Вероятно, сэр Альфред пытался изменить ситуацию и поэтому заваливал жену подарками. Однажды он показал Хельге целую гору обитых бархатом футляров с драгоценностями, которые должны были перейти к Эдит, когда та вырастет. Но Хельга знала: любой подарок теряет свою ценность, если он не подкреплен любовью. Она подозревала, что по крайней мере последние десять лет сэр Альфред не испытывал никаких чувств к своей жене. Возможно, такое положение вещей устраивало леди Стин. Хотя она прожила с мужем многие годы, ее присутствие не наложило свой отпечаток на атмосферу дома. Суровая обстановка свидетельствовала о том, что при обустройстве особняка обошлись без женского участия.
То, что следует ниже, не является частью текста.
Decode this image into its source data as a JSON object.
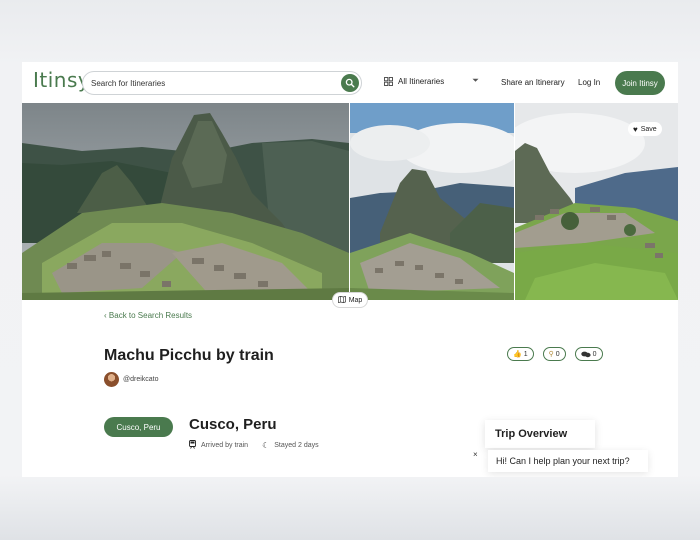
{
  "header": {
    "logo": "Itinsy",
    "search_placeholder": "Search for Itineraries",
    "filter_label": "All Itineraries",
    "share_label": "Share an Itinerary",
    "login_label": "Log In",
    "join_label": "Join Itinsy"
  },
  "gallery": {
    "save_label": "Save",
    "map_label": "Map"
  },
  "trip": {
    "back_label": "Back to Search Results",
    "title": "Machu Picchu by train",
    "author": "@dreikcato",
    "reactions": [
      {
        "icon": "thumbs-up-icon",
        "count": "1"
      },
      {
        "icon": "pin-icon",
        "count": "0"
      },
      {
        "icon": "comments-icon",
        "count": "0"
      }
    ]
  },
  "stop": {
    "badge": "Cusco, Peru",
    "title": "Cusco, Peru",
    "arrived": "Arrived by train",
    "stayed": "Stayed 2 days"
  },
  "chat": {
    "overview_title": "Trip Overview",
    "message": "Hi! Can I help plan your next trip?",
    "close": "×"
  },
  "colors": {
    "brand_green": "#4a7a4e"
  }
}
Лишь комнаты Седрика сохраняли некоторую индивидуальность. С первого взгляда было ясно, что здесь обитает унылая личность с болезненным воображением. Седрику нравились розовато-лиловые портьеры, а книги он подбирал так, чтобы у них были пурпурные переплеты с золотым тиснением на корешке. Он не любил цветы и возмущался, когда видел их на своем столе. Одним из увлечений юноши были домашние животные, но и в этом он проявил странный вкус: в его комнате жила пара попугайчиков и крохотная обезьянка с черной мордочкой, позволявшая прикасаться к себе только хозяину.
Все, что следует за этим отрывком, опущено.